In order to grow as readers throughout the year, students need ample amount of focused time reading. They can't do that with shared expectation and clear procedures about how to be part of a classrooom culture that supports reading.
First, I get the students' attention using a signal. I ask the students to "give me five". That means that I hold up a hand and expect them to do it with me as they stop what the are doing in the moment and look at me and give me their attention by the time I count down to one.
Once I have their attention I tell them that we are getting ready for our first reading lesson together. I tell them that reading is a very important part of our lives so we are going to be doing a lot of it in class this year. I tell them that we have a special meeting place to work together on reading and I want to show them where it is. I point it out or move to it.
I then explain that there are many people in the classroom and we need to be aware of each other as we move through the classroom so that we can be safe. I then describe how I want them to come to the meeting place. In my classroom, I dismiss groups two at a time and ask them to sit on the carpet. Later in the year, I will ask students to sit next to their partners on the carpet. Depending on the group of kids, I may or may not have assigned seats. Then I ask them if they are ready to try it.
This is the time I've given for students to practice walking from their seats to the meeting space, getting quiet and focused on me.
I get the class' attention and then invite groups of students to the carpet, reminding them to walk calmly and safely to the carpet after pushing in their chairs. I direct them to where on the carpet I want them to sit. I praise them for what they did well and then invite the next groups.
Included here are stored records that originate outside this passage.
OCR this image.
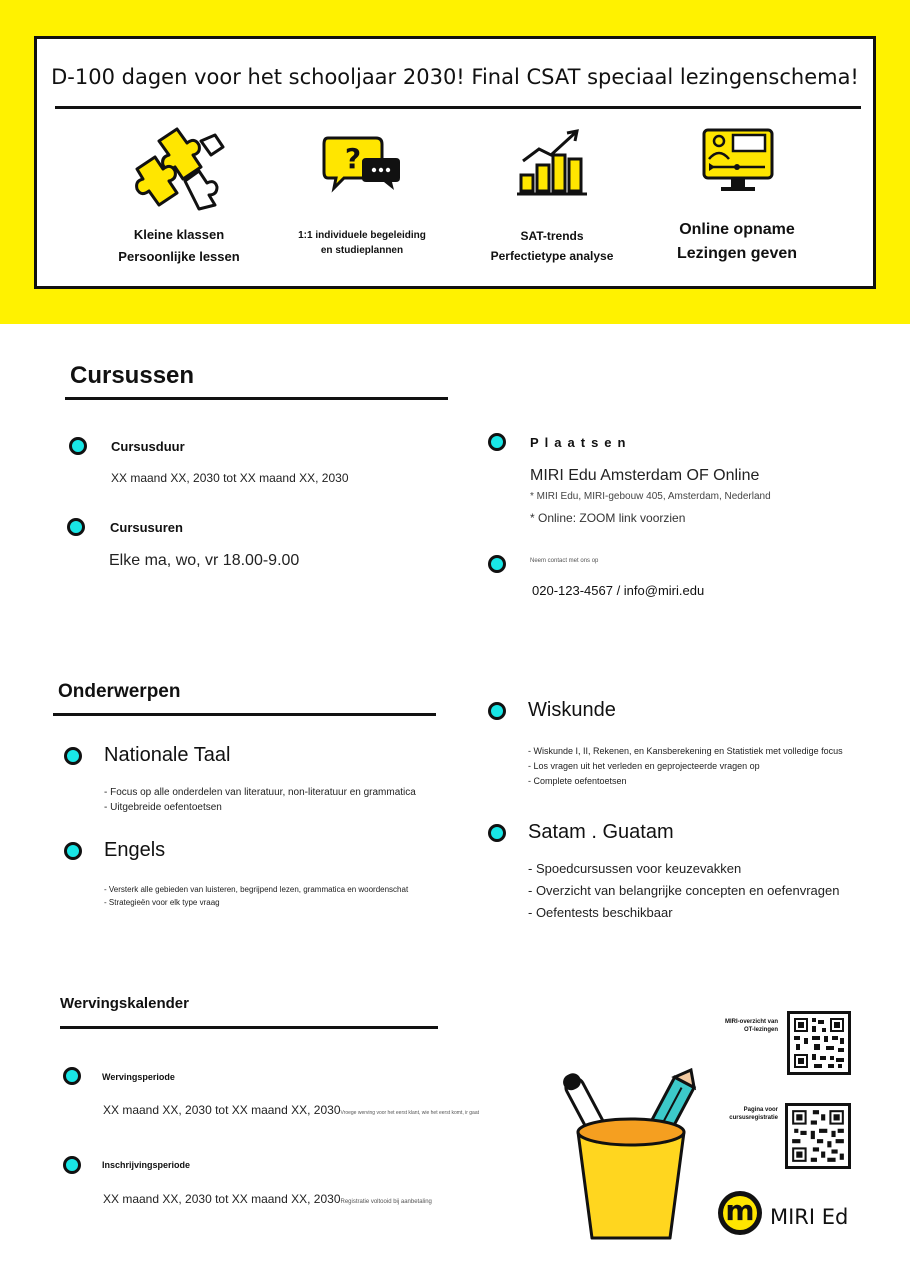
D-100 dagen voor het schooljaar 2030! Final CSAT speciaal lezingenschema!
Kleine klassen
Persoonlijke lessen
?
1:1 individuele begeleiding
en studieplannen
SAT-trends
Perfectietype analyse
Online opname
Lezingen geven
Cursussen
Cursusduur
XX maand XX, 2030 tot XX maand XX, 2030
Cursusuren
Elke ma, wo, vr 18.00-9.00
Plaatsen
MIRI Edu Amsterdam OF Online
* MIRI Edu, MIRI-gebouw 405, Amsterdam, Nederland
* Online: ZOOM link voorzien
Neem contact met ons op
020-123-4567 / info@miri.edu
Onderwerpen
Nationale Taal
- Focus op alle onderdelen van literatuur, non-literatuur en grammatica
- Uitgebreide oefentoetsen
Engels
- Versterk alle gebieden van luisteren, begrijpend lezen, grammatica en woordenschat
- Strategieën voor elk type vraag
Wiskunde
- Wiskunde I, II, Rekenen, en Kansberekening en Statistiek met volledige focus
- Los vragen uit het verleden en geprojecteerde vragen op
- Complete oefentoetsen
Satam . Guatam
- Spoedcursussen voor keuzevakken
- Overzicht van belangrijke concepten en oefenvragen
- Oefentests beschikbaar
Wervingskalender
Wervingsperiode
XX maand XX, 2030 tot XX maand XX, 2030Vroege werving voor het eerst klant, wie het eerst komt, ir gaat
Inschrijvingsperiode
XX maand XX, 2030 tot XX maand XX, 2030Registratie voltooid bij aanbetaling
MIRI-overzicht van OT-lezingen
Pagina voor cursusregistratie
m MIRI Ed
When all students are on the carpet, I ask for their attention. They reflect on how it went and they identify areas that could be improved. Then they return to their desks and try it again with the recommendations.
We try again. Again, I praise students or groups on what they did well, especially if they improved in the areas the class has mentioned after the first time. Again, after getting their attention once they sat down on the carpet, I ask them for feedback.
We try it once again.
This process is one of reflection and learning. They are also learning to prepare for future opportunities to participate in learning and reading.
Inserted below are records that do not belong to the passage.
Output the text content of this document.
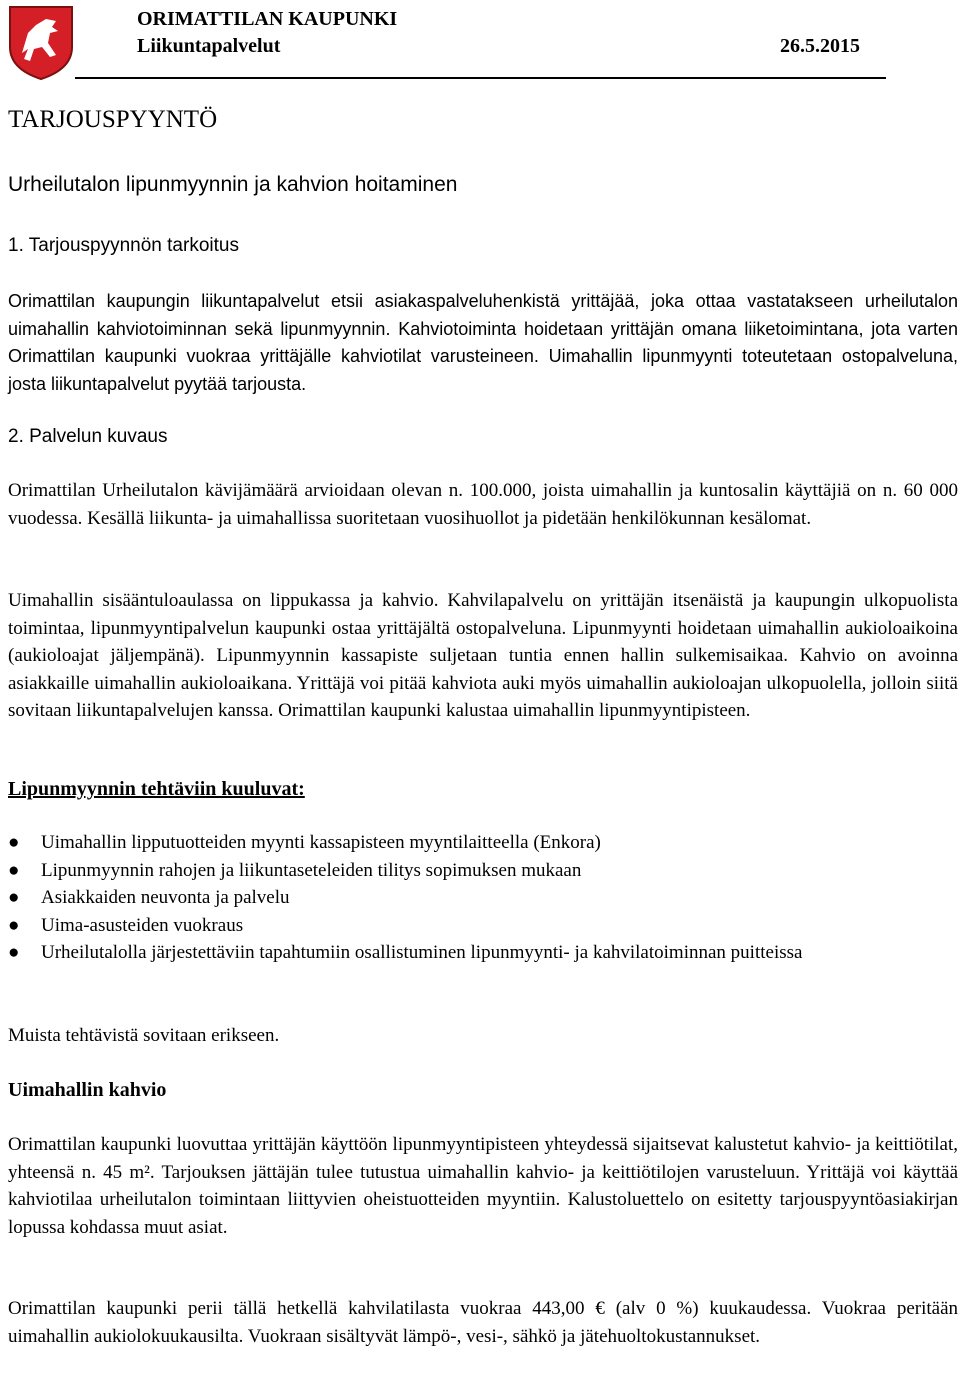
ORIMATTILAN KAUPUNKI
Liikuntapalvelut	26.5.2015
TARJOUSPYYNTÖ
Urheilutalon lipunmyynnin ja kahvion hoitaminen
1. Tarjouspyynnön tarkoitus

Orimattilan kaupungin liikuntapalvelut etsii asiakaspalveluhenkistä yrittäjää, joka ottaa vastatakseen urheilutalon uimahallin kahviotoiminnan sekä lipunmyynnin. Kahviotoiminta hoidetaan yrittäjän omana liiketoimintana, jota varten Orimattilan kaupunki vuokraa yrittäjälle kahviotilat varusteineen. Uimahallin lipunmyynti toteutetaan ostopalveluna, josta liikuntapalvelut pyytää tarjousta.

2. Palvelun kuvaus

Orimattilan Urheilutalon kävijämäärä arvioidaan olevan n. 100.000, joista uimahallin ja kuntosalin käyttäjiä on n. 60 000 vuodessa. Kesällä liikunta- ja uimahallissa suoritetaan vuosihuollot ja pidetään henkilökunnan kesälomat.

Uimahallin sisääntuloaulassa on lippukassa ja kahvio. Kahvilapalvelu on yrittäjän itsenäistä ja kaupungin ulkopuolista toimintaa, lipunmyyntipalvelun kaupunki ostaa yrittäjältä ostopalveluna. Lipunmyynti hoidetaan uimahallin aukioloaikoina (aukioloajat jäljempänä). Lipunmyynnin kassapiste suljetaan tuntia ennen hallin sulkemisaikaa. Kahvio on avoinna asiakkaille uimahallin aukioloaikana. Yrittäjä voi pitää kahviota auki myös uimahallin aukioloajan ulkopuolella, jolloin siitä sovitaan liikuntapalvelujen kanssa. Orimattilan kaupunki kalustaa uimahallin lipunmyyntipisteen.

Lipunmyynnin tehtäviin kuuluvat:
● Uimahallin lipputuotteiden myynti kassapisteen myyntilaitteella (Enkora)
● Lipunmyynnin rahojen ja liikuntaseteleiden tilitys sopimuksen mukaan
● Asiakkaiden neuvonta ja palvelu
● Uima-asusteiden vuokraus
● Urheilutalolla järjestettäviin tapahtumiin osallistuminen lipunmyynti- ja kahvilatoiminnan puitteissa
Muista tehtävistä sovitaan erikseen.
Uimahallin kahvio

Orimattilan kaupunki luovuttaa yrittäjän käyttöön lipunmyyntipisteen yhteydessä sijaitsevat kalustetut kahvio- ja keittiötilat, yhteensä n. 45 m². Tarjouksen jättäjän tulee tutustua uimahallin kahvio- ja keittiötilojen varusteluun. Yrittäjä voi käyttää kahviotilaa urheilutalon toimintaan liittyvien oheistuotteiden myyntiin. Kalustoluettelo on esitetty tarjouspyyntöasiakirjan lopussa kohdassa muut asiat.

Orimattilan kaupunki perii tällä hetkellä kahvilatilasta vuokraa 443,00 € (alv 0 %) kuukaudessa. Vuokraa peritään uimahallin aukiolokuukausilta. Vuokraan sisältyvät lämpö-, vesi-, sähkö ja jätehuoltokustannukset.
At this point, they are sitting on the carpet, quietly listening to me. Using a large paper for notes, I write down reasons why its important while I list them on the poster provided by the students.
After creating a list, I explain that I will teach them strategies and give them opportunities to practice them. Then I ask them to tell me what they can do for themselves and each other.
I list the ideas they present and offer some if they miss any important ones, such as being quiet during reading time, always being prepared with something to read before reading time, reading at home, thinking while they are reading, sharing what they are reading with an adult or friend.
I tell them that they will have an opportunity to read independently today by starting with a small amount of time and then building up over the week.
Then they lead them through a procedure that gets them to their desk quickly and quietly. I dismiss groups from the carpet and praise them as they leave the carpet quietly and stay on task.
Once everyone is seated, I usually use this time to check in with groups or individual students about their reading. I try to get to each group (five - six groups of four students each) throughout the first week.
I expect students to quietly read, without disturbing each other or asking to leave the room. If I see students getting off task, I identify a student that is on task and praise them for their behavior. For example, if I see students talking with a neighbor, I will find a student who is not talking and then say, "Kate is really supporting her neighbors by reading quietly and not talking". If the off task students do not change their behavior, I will come to them quietly and remind them of the class list and ask them to make a better decision about their time and to not talk or disturb their neighbor.
I give them a two minute warning when independent time is almost up.
When they are finished reading. I ask them to put their materials away and give me their attention. I then ask them to reflect on thier ability to read independently. I leave the list of ideas up so that students can use them to support what they are saying. I ask them if there is anything that we can continue to work on and add it to the list or put a star next to it if it is already on the list.
I let them know that we are done for now and will practice these skills every time we read in class.